Entretanto habrá quien siga viendo en los lectores, más que un auxilio, un socorrido descargo, como lo es derivar a los alumnos a academias y escuelas de idiomas, so pretexto de que la universidad no es una de ellas, aunque todo, desde la
publicidad a las asignaturas, pasando por las promesas de salidas laborales, induzca a creer que no sólo lo es, sino de las mejores.

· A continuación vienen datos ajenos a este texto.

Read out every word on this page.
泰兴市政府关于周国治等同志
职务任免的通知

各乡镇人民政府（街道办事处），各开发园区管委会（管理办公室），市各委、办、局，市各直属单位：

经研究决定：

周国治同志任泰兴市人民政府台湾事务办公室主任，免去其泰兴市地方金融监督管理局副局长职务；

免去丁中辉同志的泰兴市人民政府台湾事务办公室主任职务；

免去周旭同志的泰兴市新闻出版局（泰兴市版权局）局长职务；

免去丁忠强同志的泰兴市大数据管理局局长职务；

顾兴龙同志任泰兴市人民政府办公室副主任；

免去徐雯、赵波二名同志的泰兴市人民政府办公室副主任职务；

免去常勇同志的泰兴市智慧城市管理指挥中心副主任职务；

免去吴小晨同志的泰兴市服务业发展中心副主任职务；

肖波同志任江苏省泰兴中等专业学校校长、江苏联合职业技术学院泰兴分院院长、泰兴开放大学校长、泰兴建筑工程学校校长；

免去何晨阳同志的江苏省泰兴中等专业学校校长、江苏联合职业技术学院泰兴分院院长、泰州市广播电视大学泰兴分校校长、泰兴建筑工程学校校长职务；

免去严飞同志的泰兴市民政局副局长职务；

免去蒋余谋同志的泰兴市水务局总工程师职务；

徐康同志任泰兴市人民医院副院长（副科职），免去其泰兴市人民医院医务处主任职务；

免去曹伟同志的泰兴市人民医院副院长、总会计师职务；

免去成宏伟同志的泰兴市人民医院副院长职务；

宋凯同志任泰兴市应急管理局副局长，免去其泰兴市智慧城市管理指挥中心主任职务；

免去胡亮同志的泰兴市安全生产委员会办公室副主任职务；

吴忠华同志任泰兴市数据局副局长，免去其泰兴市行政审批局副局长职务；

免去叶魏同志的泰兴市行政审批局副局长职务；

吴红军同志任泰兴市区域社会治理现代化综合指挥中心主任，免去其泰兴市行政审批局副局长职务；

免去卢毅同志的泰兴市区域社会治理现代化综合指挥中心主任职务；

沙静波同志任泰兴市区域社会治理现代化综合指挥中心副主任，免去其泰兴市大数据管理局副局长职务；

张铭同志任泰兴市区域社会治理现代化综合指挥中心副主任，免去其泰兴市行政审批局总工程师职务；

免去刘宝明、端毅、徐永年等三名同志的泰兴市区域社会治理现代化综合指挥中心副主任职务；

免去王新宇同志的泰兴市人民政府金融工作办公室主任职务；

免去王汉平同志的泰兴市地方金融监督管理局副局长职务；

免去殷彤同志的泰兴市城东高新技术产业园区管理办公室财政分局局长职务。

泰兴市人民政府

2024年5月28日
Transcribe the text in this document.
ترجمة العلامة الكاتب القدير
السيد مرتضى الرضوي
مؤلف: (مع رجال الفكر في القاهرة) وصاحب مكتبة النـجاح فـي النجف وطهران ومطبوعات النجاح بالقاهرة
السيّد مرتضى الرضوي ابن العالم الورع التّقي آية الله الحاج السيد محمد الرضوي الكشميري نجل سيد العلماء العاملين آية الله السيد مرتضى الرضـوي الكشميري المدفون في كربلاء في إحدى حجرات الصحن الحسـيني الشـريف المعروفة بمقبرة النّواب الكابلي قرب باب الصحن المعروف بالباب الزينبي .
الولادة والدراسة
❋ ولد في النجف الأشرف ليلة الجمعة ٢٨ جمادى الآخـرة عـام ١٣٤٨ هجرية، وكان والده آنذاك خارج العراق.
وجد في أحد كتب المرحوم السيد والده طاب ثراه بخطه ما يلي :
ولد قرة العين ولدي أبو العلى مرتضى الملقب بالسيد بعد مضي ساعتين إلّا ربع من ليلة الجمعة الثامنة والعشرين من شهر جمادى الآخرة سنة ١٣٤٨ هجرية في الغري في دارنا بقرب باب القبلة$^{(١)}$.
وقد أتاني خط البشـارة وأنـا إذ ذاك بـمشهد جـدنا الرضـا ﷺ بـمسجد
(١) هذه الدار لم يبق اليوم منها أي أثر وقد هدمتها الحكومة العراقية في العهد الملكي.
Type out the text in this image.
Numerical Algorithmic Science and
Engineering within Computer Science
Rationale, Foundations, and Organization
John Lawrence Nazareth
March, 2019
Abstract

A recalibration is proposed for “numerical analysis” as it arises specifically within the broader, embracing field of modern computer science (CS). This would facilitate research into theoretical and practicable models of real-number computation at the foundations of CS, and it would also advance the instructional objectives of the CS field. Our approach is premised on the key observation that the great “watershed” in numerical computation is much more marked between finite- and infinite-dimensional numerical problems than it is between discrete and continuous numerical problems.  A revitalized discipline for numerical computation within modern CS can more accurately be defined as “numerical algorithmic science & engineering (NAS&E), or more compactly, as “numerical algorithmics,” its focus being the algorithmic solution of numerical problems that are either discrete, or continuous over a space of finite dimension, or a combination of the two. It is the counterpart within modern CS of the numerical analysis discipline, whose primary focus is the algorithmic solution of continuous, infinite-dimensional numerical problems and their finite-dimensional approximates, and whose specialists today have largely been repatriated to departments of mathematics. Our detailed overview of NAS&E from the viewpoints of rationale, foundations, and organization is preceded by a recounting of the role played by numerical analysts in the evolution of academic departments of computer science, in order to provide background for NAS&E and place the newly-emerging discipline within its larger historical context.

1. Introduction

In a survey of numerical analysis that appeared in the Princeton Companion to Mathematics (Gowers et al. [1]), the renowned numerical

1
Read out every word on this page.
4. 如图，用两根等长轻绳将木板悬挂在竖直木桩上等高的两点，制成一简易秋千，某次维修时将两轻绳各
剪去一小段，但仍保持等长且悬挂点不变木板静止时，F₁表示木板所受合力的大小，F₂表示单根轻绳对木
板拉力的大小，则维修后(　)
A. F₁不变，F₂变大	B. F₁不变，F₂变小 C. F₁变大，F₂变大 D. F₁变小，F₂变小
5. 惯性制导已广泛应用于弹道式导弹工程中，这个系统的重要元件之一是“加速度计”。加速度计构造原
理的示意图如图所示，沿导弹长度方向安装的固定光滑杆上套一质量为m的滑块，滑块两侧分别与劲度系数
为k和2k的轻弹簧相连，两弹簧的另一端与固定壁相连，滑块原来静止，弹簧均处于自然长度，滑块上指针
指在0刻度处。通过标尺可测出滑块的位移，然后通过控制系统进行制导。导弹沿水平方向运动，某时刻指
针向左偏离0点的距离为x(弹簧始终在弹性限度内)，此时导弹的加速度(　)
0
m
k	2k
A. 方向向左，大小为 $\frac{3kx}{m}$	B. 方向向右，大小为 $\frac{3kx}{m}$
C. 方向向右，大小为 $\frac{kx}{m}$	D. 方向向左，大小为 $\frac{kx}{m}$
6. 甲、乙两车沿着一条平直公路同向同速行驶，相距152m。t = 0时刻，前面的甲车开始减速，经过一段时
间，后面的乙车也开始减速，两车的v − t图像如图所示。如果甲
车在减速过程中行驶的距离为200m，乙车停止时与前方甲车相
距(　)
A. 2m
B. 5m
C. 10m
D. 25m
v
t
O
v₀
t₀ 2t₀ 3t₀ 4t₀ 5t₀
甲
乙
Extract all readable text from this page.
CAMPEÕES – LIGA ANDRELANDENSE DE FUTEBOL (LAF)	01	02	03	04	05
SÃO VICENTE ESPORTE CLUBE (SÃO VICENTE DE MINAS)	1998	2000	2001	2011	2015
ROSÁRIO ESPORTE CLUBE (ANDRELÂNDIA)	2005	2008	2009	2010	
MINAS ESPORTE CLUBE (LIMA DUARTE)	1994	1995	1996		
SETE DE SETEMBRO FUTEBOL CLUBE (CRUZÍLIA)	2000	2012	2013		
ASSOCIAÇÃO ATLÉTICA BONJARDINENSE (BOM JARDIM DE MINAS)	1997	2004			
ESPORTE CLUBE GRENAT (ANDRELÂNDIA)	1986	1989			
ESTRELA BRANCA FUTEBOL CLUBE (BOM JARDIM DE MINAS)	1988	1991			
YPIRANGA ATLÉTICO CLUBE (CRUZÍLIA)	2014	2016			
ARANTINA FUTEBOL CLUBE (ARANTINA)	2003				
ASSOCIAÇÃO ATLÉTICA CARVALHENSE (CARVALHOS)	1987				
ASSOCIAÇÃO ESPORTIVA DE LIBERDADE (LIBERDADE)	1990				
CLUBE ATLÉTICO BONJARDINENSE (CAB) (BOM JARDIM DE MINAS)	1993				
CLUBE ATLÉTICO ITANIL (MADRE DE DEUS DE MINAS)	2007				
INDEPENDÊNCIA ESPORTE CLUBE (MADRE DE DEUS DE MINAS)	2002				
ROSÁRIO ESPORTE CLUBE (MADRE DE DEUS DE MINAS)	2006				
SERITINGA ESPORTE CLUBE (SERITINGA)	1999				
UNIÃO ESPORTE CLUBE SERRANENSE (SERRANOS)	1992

Y entiéndase: una cosa es advertir a los alumnos que la formación lingüística que se les está ofreciendo es insuficiente (para empezar, en
número de horas lectivas o en la manera de
abordar la diglosia), y otra muy distinta inhibirse y despacharlos con subterfugios tan manidos como que "para hablar árabe en clase ya está el lector" o, en su defecto, tal academia, escuela o servicio de idiomas, tal curso de verano o profesor particular, y en definitiva cualquier otro enseñante al que se le pueda pasar la pelota, de preferencia nativo (como corresponde, en esta línea de huida hacia adelante, a un designio —hablar y enseñar a hacerlo— que, según convenga al que lo elude, es pan comido o del todo inhacedero).